La cour d'appel a confirmé le non-lieu pour les deux policiers suspectés de "non assistance à personne en danger" lors de la mort des adolescents Zyed et Bouna par électrocution. Ce drame fut à l'origine des émeutes dans les banlieues en 2005.
AFP - Cinq ans et demi après le drame, la cour d'appel de Paris a prononcé un non-lieu mercredi en faveur des deux policiers initialement renvoyés devant un tribunal dans l'enquête sur la mort de deux adolescents à Clichy-sous-Bois à l'origine des émeutes de 2005.
Les deux policiers avaient été renvoyés en octobre par les juges d'instruction chargés de l'enquête devant le tribunal correctionnel pour "non assistance à personne en danger" mais le parquet de Bobigny avait fait appel de cette décision.
La cour d'appel de Paris a suivi les réquisitions du parquet général qui estimait que les deux policiers n'avaient pas eu connaissance de la réalité du danger.
Le 27 octobre 2005, Zyed Benna, 17 ans, et Bouna Traoré, 15 ans, étaient morts électrocutés dans un transformateur EDF où ils s'étaient réfugiés après une course-poursuite avec des policiers. Un troisième adolescent, Muhittin Altun, avait survécu.
Des violences urbaines avaient démarré le soir même à Clichy-sous-Bois et s'étaient étendues à l'ensemble des banlieues françaises. L'état d'urgence avait même été décrété le 9 novembre.
"Le dossier a toujours été vide", a dit l'avocat des policiers Me Daniel Merchat après la décision rendue à huis clos par la chambre de l'instruction.
"Au bout de 5 ans, la petite voix de la vérité judiciaire a fini par couvrir le tintamarre des leurres médiatiques", a déclaré l'avocat.
L'avocat des familles des deux jeunes s'est en revanche élevé contre cette décision et a annoncé un pourvoi en cassation.
"C'est une justice de peur qui a été rendue ce matin", a réagi Me Jean-Pierre Mignard sur France Inter. Mais "nous irons jusqu'au bout", a-t-il ajouté en accusant le parquet de n'être "pas indépendant" et "pas impartial".
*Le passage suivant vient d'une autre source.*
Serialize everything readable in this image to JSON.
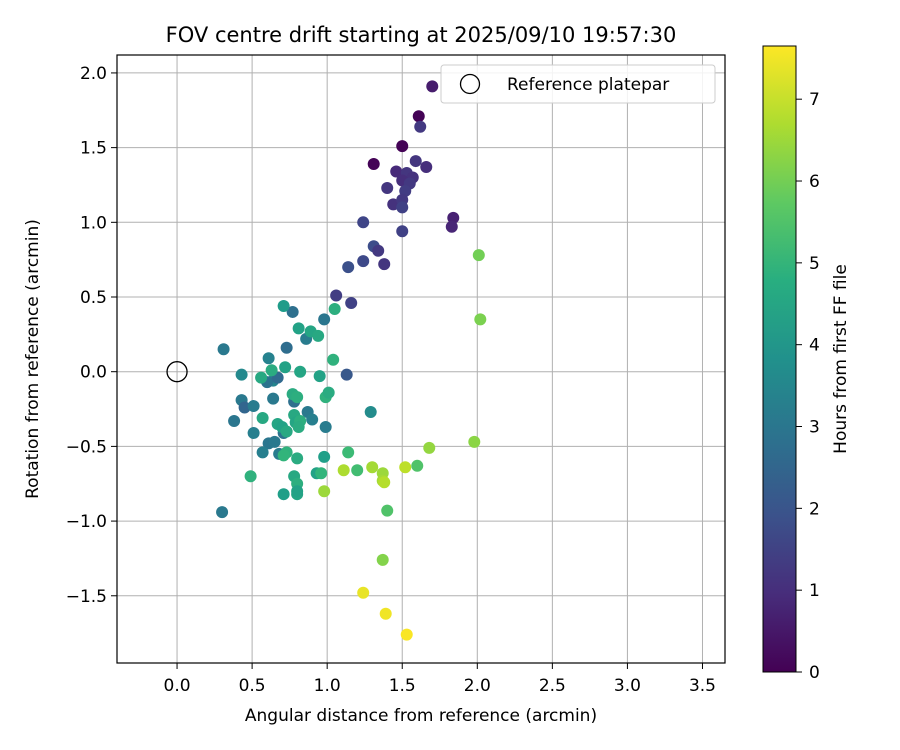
{
  "chart_data": {
    "type": "scatter",
    "title": "FOV centre drift starting at 2025/09/10 19:57:30",
    "xlabel": "Angular distance from reference (arcmin)",
    "ylabel": "Rotation from reference (arcmin)",
    "xlim": [
      -0.4,
      3.65
    ],
    "ylim": [
      -1.95,
      2.12
    ],
    "xticks": [
      0.0,
      0.5,
      1.0,
      1.5,
      2.0,
      2.5,
      3.0,
      3.5
    ],
    "xtick_labels": [
      "0.0",
      "0.5",
      "1.0",
      "1.5",
      "2.0",
      "2.5",
      "3.0",
      "3.5"
    ],
    "yticks": [
      -1.5,
      -1.0,
      -0.5,
      0.0,
      0.5,
      1.0,
      1.5,
      2.0
    ],
    "ytick_labels": [
      "−1.5",
      "−1.0",
      "−0.5",
      "0.0",
      "0.5",
      "1.0",
      "1.5",
      "2.0"
    ],
    "grid": true,
    "legend": {
      "position": "top-right",
      "entries": [
        "Reference platepar"
      ]
    },
    "reference_point": {
      "x": 0.0,
      "y": 0.0
    },
    "colorbar": {
      "label": "Hours from first FF file",
      "colormap": "viridis",
      "range": [
        0,
        7.65
      ],
      "ticks": [
        0,
        1,
        2,
        3,
        4,
        5,
        6,
        7
      ],
      "tick_labels": [
        "0",
        "1",
        "2",
        "3",
        "4",
        "5",
        "6",
        "7"
      ]
    },
    "points": [
      {
        "x": 1.61,
        "y": 1.71,
        "h": 0.05
      },
      {
        "x": 1.5,
        "y": 1.51,
        "h": 0.05
      },
      {
        "x": 1.31,
        "y": 1.39,
        "h": 0.05
      },
      {
        "x": 1.7,
        "y": 1.91,
        "h": 0.6
      },
      {
        "x": 1.62,
        "y": 1.64,
        "h": 1.3
      },
      {
        "x": 1.59,
        "y": 1.41,
        "h": 1.2
      },
      {
        "x": 1.66,
        "y": 1.37,
        "h": 1.0
      },
      {
        "x": 1.46,
        "y": 1.34,
        "h": 0.9
      },
      {
        "x": 1.53,
        "y": 1.33,
        "h": 1.2
      },
      {
        "x": 1.57,
        "y": 1.3,
        "h": 1.1
      },
      {
        "x": 1.5,
        "y": 1.28,
        "h": 1.0
      },
      {
        "x": 1.55,
        "y": 1.26,
        "h": 1.3
      },
      {
        "x": 1.4,
        "y": 1.23,
        "h": 1.2
      },
      {
        "x": 1.52,
        "y": 1.21,
        "h": 1.4
      },
      {
        "x": 1.44,
        "y": 1.12,
        "h": 1.1
      },
      {
        "x": 1.5,
        "y": 1.15,
        "h": 1.3
      },
      {
        "x": 1.5,
        "y": 1.1,
        "h": 1.5
      },
      {
        "x": 1.84,
        "y": 1.03,
        "h": 0.7
      },
      {
        "x": 1.83,
        "y": 0.97,
        "h": 0.8
      },
      {
        "x": 1.24,
        "y": 1.0,
        "h": 1.6
      },
      {
        "x": 1.5,
        "y": 0.94,
        "h": 1.5
      },
      {
        "x": 1.31,
        "y": 0.84,
        "h": 1.8
      },
      {
        "x": 1.34,
        "y": 0.81,
        "h": 1.3
      },
      {
        "x": 1.24,
        "y": 0.74,
        "h": 1.7
      },
      {
        "x": 1.14,
        "y": 0.7,
        "h": 1.9
      },
      {
        "x": 1.38,
        "y": 0.72,
        "h": 1.2
      },
      {
        "x": 1.06,
        "y": 0.51,
        "h": 1.4
      },
      {
        "x": 1.16,
        "y": 0.46,
        "h": 1.5
      },
      {
        "x": 1.13,
        "y": -0.02,
        "h": 2.1
      },
      {
        "x": 0.98,
        "y": 0.35,
        "h": 3.0
      },
      {
        "x": 0.77,
        "y": 0.4,
        "h": 2.8
      },
      {
        "x": 0.73,
        "y": 0.16,
        "h": 2.7
      },
      {
        "x": 0.86,
        "y": 0.22,
        "h": 3.2
      },
      {
        "x": 0.31,
        "y": 0.15,
        "h": 3.1
      },
      {
        "x": 0.61,
        "y": 0.09,
        "h": 3.4
      },
      {
        "x": 0.64,
        "y": -0.06,
        "h": 3.5
      },
      {
        "x": 0.6,
        "y": -0.07,
        "h": 2.9
      },
      {
        "x": 0.67,
        "y": -0.04,
        "h": 2.6
      },
      {
        "x": 0.43,
        "y": -0.02,
        "h": 3.6
      },
      {
        "x": 0.43,
        "y": -0.19,
        "h": 3.1
      },
      {
        "x": 0.45,
        "y": -0.24,
        "h": 2.5
      },
      {
        "x": 0.51,
        "y": -0.23,
        "h": 3.2
      },
      {
        "x": 0.38,
        "y": -0.33,
        "h": 3.0
      },
      {
        "x": 0.64,
        "y": -0.18,
        "h": 3.1
      },
      {
        "x": 0.51,
        "y": -0.41,
        "h": 3.3
      },
      {
        "x": 0.61,
        "y": -0.48,
        "h": 3.0
      },
      {
        "x": 0.65,
        "y": -0.47,
        "h": 3.1
      },
      {
        "x": 0.57,
        "y": -0.54,
        "h": 3.3
      },
      {
        "x": 0.68,
        "y": -0.55,
        "h": 3.2
      },
      {
        "x": 0.71,
        "y": -0.41,
        "h": 2.9
      },
      {
        "x": 0.78,
        "y": -0.2,
        "h": 2.8
      },
      {
        "x": 0.87,
        "y": -0.27,
        "h": 3.1
      },
      {
        "x": 0.99,
        "y": -0.37,
        "h": 3.2
      },
      {
        "x": 0.9,
        "y": -0.32,
        "h": 3.3
      },
      {
        "x": 0.3,
        "y": -0.94,
        "h": 3.1
      },
      {
        "x": 1.29,
        "y": -0.27,
        "h": 3.7
      },
      {
        "x": 0.71,
        "y": 0.44,
        "h": 4.2
      },
      {
        "x": 0.81,
        "y": 0.29,
        "h": 4.4
      },
      {
        "x": 0.89,
        "y": 0.27,
        "h": 4.5
      },
      {
        "x": 0.94,
        "y": 0.24,
        "h": 4.6
      },
      {
        "x": 1.05,
        "y": 0.42,
        "h": 4.8
      },
      {
        "x": 1.04,
        "y": 0.08,
        "h": 4.9
      },
      {
        "x": 0.72,
        "y": 0.03,
        "h": 4.4
      },
      {
        "x": 0.56,
        "y": -0.04,
        "h": 4.6
      },
      {
        "x": 0.63,
        "y": 0.01,
        "h": 4.7
      },
      {
        "x": 0.82,
        "y": 0.0,
        "h": 4.5
      },
      {
        "x": 0.95,
        "y": -0.03,
        "h": 4.4
      },
      {
        "x": 0.77,
        "y": -0.15,
        "h": 4.7
      },
      {
        "x": 0.8,
        "y": -0.17,
        "h": 4.8
      },
      {
        "x": 0.99,
        "y": -0.17,
        "h": 4.9
      },
      {
        "x": 1.01,
        "y": -0.14,
        "h": 4.7
      },
      {
        "x": 0.57,
        "y": -0.31,
        "h": 4.6
      },
      {
        "x": 0.67,
        "y": -0.35,
        "h": 4.5
      },
      {
        "x": 0.7,
        "y": -0.37,
        "h": 4.4
      },
      {
        "x": 0.78,
        "y": -0.29,
        "h": 4.6
      },
      {
        "x": 0.79,
        "y": -0.34,
        "h": 4.5
      },
      {
        "x": 0.82,
        "y": -0.33,
        "h": 4.8
      },
      {
        "x": 0.81,
        "y": -0.37,
        "h": 4.7
      },
      {
        "x": 0.73,
        "y": -0.4,
        "h": 4.6
      },
      {
        "x": 0.73,
        "y": -0.54,
        "h": 4.9
      },
      {
        "x": 0.71,
        "y": -0.56,
        "h": 5.0
      },
      {
        "x": 0.8,
        "y": -0.58,
        "h": 4.7
      },
      {
        "x": 0.93,
        "y": -0.68,
        "h": 4.4
      },
      {
        "x": 0.96,
        "y": -0.68,
        "h": 5.0
      },
      {
        "x": 0.98,
        "y": -0.57,
        "h": 4.3
      },
      {
        "x": 0.78,
        "y": -0.7,
        "h": 4.6
      },
      {
        "x": 0.8,
        "y": -0.75,
        "h": 4.8
      },
      {
        "x": 0.49,
        "y": -0.7,
        "h": 4.9
      },
      {
        "x": 0.71,
        "y": -0.82,
        "h": 4.3
      },
      {
        "x": 0.8,
        "y": -0.82,
        "h": 4.5
      },
      {
        "x": 0.8,
        "y": -0.8,
        "h": 4.4
      },
      {
        "x": 1.14,
        "y": -0.54,
        "h": 5.2
      },
      {
        "x": 1.2,
        "y": -0.66,
        "h": 5.3
      },
      {
        "x": 1.6,
        "y": -0.63,
        "h": 5.5
      },
      {
        "x": 1.4,
        "y": -0.93,
        "h": 5.5
      },
      {
        "x": 2.01,
        "y": 0.78,
        "h": 6.0
      },
      {
        "x": 2.02,
        "y": 0.35,
        "h": 6.1
      },
      {
        "x": 1.98,
        "y": -0.47,
        "h": 6.3
      },
      {
        "x": 1.68,
        "y": -0.51,
        "h": 6.4
      },
      {
        "x": 1.11,
        "y": -0.66,
        "h": 6.7
      },
      {
        "x": 1.3,
        "y": -0.64,
        "h": 6.6
      },
      {
        "x": 1.37,
        "y": -0.68,
        "h": 6.5
      },
      {
        "x": 1.37,
        "y": -0.73,
        "h": 6.6
      },
      {
        "x": 1.38,
        "y": -0.74,
        "h": 6.8
      },
      {
        "x": 1.52,
        "y": -0.64,
        "h": 6.9
      },
      {
        "x": 0.98,
        "y": -0.8,
        "h": 6.5
      },
      {
        "x": 1.37,
        "y": -1.26,
        "h": 6.2
      },
      {
        "x": 1.24,
        "y": -1.48,
        "h": 7.4
      },
      {
        "x": 1.39,
        "y": -1.62,
        "h": 7.5
      },
      {
        "x": 1.53,
        "y": -1.76,
        "h": 7.6
      }
    ]
  }
}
Les policiers initialement mis en cause s'étaient vus reproché de n'avoir pas tenté de porter assistance aux adolescents entrés au péril de leur vie dans le transformateur.
Mais pour le parquet, les policiers ignoraient que les trois adolescents avaient pénétré dans ce transformateur. De même pour l'un des policiers qui, dans des échanges radiophoniques, "avait annoncé qu'il avait vu deux individus en train d'enjamber un grillage pour se diriger vers le site EDF".
Il avait également dit dans ces échanges: "En même temps, s'ils rentrent sur le site EDF, je ne donne pas cher de leur peau".
Claude Dilain, maire PS de Clichy-sous-Bois (Seine-Saint-Denis), a regretté la décision de la cour d'appel.
"Dès le premier jour, j'ai réclamé une enquête indépendante puis un débat contradictoire", a rappelé l'élu auprès de l'AFP.
"Il n'aura pas lieu et je le regrette, même pour les policiers", a-t-il poursuivi. "Leur non-responsabilité aurait peut-être été plus clairement mise en évidence après ce débat", a-t-il estimé.
Mohamed Mechmache, président du collectif d'associations AC-Le Feu, à Clichy-sous-Bois a lui aussi fait part de sa déception. "On travaille pour que la jeunesse croit en la justice, mais après une décision comme celle-là, c'est dur pour nous", a-t-il noté.